強度も木材と同じ!良いことだらけのダイライトMSのデメリットは?

壁内の結露防止に最適なダイライトMS。強度も木材の外壁下地材と変わりません。では、なぜ一般的に使われることが少ないのか?それは、値段が高いからです。

とは言え、木材の外壁下地材を使うことですぐに家がダメになるというわけではありません。壁内結露が大量に発生してしまうというわけではなく、夏は室温を下げすぎない、冬は加湿しすぎないといった工夫で問題ありません。ただ、場合によっては壁内結露がダイライトMSよりは発生しやすいため、断熱性能や耐震性が僅かながらでも下がってしまう可能性はあります。

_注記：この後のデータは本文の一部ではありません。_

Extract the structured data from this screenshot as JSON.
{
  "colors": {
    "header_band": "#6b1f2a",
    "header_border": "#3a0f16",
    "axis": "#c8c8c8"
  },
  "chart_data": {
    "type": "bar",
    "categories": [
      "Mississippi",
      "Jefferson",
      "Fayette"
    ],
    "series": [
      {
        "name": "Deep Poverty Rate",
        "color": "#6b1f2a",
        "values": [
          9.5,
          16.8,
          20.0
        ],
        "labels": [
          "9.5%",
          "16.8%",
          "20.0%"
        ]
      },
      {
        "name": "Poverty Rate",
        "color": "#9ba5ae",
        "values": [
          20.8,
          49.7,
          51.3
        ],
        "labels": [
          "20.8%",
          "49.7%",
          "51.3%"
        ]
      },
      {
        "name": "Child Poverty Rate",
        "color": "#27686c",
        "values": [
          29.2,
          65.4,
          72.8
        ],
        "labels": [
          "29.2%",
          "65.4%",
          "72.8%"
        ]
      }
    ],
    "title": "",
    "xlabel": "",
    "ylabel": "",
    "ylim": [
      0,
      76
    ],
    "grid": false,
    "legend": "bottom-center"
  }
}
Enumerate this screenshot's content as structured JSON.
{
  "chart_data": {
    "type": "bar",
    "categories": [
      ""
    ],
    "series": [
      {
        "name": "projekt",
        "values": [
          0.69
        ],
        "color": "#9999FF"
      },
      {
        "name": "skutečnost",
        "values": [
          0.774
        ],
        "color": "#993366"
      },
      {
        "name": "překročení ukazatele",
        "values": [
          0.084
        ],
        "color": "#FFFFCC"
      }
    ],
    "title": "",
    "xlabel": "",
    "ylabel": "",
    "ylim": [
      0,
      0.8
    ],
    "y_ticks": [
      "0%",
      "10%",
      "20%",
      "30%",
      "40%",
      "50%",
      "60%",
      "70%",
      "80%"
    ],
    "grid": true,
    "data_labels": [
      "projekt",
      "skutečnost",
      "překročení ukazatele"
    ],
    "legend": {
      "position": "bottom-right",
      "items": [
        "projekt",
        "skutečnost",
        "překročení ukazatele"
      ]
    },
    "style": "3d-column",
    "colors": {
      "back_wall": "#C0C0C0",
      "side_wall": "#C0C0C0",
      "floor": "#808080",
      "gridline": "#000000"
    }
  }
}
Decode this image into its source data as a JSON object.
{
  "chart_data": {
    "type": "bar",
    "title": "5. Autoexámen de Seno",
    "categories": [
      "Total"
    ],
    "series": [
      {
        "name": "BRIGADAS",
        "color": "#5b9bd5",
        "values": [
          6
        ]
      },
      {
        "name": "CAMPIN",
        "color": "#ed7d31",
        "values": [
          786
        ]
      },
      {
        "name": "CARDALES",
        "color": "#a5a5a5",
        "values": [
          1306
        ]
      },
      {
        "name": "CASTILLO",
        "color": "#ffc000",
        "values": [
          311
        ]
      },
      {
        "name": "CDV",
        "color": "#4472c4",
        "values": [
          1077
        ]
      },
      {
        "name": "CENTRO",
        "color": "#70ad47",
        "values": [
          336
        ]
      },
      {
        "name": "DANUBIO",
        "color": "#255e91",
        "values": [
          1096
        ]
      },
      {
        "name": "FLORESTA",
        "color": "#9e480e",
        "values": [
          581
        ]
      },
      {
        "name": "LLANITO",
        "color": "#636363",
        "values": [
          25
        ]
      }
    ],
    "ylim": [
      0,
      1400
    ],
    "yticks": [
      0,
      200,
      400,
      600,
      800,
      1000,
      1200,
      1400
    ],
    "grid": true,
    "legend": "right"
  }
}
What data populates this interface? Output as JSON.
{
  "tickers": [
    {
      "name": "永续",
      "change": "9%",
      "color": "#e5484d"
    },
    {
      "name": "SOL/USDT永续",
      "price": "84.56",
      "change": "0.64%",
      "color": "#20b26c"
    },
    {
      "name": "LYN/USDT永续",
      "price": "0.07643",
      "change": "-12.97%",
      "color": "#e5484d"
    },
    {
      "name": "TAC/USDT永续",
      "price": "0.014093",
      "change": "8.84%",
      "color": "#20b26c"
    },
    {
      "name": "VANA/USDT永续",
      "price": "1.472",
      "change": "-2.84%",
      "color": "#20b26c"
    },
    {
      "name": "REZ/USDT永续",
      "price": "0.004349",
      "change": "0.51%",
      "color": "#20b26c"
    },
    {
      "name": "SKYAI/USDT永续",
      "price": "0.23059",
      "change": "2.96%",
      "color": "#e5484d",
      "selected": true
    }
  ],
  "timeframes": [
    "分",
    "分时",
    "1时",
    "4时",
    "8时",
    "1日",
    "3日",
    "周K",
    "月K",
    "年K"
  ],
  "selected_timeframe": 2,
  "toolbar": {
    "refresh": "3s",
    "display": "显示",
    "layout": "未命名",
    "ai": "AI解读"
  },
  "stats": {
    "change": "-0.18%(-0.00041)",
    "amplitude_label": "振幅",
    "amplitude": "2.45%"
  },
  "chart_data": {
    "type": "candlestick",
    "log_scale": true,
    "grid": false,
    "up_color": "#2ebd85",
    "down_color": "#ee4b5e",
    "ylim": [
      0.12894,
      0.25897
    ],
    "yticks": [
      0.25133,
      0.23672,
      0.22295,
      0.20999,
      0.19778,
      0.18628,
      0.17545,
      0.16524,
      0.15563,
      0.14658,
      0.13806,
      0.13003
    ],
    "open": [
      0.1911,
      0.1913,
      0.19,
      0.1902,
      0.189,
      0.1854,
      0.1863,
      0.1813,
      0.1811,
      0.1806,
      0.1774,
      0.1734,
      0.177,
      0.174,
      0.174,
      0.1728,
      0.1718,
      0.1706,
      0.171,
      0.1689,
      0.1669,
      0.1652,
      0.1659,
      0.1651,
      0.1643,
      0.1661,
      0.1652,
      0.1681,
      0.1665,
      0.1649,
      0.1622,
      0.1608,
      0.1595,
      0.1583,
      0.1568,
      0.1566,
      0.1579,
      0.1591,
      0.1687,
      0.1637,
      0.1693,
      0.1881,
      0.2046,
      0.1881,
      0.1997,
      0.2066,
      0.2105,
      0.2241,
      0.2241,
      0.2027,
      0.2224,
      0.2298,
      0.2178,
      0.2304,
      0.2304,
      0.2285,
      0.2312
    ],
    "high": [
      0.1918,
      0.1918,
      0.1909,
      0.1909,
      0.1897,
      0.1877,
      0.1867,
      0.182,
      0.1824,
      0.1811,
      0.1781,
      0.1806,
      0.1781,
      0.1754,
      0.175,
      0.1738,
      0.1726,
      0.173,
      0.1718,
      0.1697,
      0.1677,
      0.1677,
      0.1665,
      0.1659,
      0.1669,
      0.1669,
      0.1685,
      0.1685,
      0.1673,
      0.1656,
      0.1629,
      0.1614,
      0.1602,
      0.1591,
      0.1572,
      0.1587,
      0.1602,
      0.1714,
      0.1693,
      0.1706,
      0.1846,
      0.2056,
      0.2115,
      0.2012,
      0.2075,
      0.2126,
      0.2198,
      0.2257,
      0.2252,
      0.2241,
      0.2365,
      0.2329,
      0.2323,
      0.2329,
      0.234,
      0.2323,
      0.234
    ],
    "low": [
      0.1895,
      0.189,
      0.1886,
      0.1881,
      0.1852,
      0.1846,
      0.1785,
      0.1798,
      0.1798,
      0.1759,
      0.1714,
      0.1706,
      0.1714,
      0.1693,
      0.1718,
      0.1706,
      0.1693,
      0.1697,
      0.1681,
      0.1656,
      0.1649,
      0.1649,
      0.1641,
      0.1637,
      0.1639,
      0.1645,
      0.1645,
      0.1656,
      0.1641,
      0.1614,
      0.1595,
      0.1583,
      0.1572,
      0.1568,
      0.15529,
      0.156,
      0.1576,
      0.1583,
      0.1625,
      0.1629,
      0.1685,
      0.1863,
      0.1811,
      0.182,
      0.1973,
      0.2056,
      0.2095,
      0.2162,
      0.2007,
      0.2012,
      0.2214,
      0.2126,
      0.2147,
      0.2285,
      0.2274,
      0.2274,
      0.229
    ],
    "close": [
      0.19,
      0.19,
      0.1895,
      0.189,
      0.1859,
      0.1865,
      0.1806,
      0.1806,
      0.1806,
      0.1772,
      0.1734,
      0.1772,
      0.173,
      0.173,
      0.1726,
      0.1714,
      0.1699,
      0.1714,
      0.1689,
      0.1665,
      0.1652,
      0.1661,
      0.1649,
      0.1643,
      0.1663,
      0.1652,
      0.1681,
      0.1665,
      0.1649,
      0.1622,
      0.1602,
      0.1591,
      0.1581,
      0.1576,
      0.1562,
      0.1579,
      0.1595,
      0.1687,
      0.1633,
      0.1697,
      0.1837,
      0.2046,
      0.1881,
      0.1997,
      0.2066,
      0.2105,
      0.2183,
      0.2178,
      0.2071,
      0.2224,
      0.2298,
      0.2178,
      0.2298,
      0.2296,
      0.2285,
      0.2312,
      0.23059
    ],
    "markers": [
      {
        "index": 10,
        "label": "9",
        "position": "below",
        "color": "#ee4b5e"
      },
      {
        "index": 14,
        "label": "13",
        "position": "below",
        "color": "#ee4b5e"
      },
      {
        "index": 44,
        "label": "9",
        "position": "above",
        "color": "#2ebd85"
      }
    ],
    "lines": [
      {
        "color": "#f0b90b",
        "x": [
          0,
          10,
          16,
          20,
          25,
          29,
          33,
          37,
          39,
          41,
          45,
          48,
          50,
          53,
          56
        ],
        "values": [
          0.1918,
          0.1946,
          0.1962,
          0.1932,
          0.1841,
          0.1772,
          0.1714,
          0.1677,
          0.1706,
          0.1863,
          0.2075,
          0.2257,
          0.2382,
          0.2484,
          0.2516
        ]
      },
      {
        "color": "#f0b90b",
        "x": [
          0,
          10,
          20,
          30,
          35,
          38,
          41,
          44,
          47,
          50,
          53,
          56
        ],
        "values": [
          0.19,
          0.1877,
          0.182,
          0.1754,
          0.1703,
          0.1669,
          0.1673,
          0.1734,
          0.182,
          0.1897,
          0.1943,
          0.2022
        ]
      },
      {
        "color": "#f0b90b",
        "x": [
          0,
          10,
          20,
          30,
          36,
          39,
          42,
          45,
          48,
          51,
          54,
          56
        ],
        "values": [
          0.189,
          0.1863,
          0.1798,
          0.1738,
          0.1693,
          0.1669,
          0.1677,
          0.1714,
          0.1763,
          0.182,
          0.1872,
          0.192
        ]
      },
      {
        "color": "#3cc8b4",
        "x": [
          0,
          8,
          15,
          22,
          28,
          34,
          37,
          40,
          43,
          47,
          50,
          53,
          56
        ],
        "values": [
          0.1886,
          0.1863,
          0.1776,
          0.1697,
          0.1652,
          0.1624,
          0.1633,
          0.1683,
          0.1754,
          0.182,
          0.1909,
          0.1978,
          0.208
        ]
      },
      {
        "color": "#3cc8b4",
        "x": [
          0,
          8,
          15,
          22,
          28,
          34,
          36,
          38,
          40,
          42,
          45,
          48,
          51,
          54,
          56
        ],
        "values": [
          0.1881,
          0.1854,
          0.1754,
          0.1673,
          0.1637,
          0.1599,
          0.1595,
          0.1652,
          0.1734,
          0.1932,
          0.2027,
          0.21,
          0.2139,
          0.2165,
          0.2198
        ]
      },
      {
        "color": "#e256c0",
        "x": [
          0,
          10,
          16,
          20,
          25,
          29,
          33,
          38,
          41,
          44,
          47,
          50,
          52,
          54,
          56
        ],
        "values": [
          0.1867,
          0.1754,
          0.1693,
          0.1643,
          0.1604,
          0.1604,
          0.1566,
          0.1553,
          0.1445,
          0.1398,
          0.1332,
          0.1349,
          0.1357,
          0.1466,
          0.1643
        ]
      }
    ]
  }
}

大きな問題になることはありませんが、完成した当初の性能や快適性を長く維持するためにも、少しでも懸念材料は無くしておきたい。そう考えると、外壁下地材にダイライトMSを採用することは良い選択になると思います。

 

火災、白蟻、腐朽などに強いすぐれた耐久性

余談ですが、ダイライトMSは燃えにくい無機質素材のため、木材を使うよりも火災時に安全に避難できる時間を確保することができます。

また、木材でないことから白蟻の被害も押さえられ、結露も起きにくく水に強い性質があるため、木造住宅の耐用年数向上にも貢献してくれます。

メリットが大きいので、注文住宅をお考えの方はぜひご検討いただきたいですね。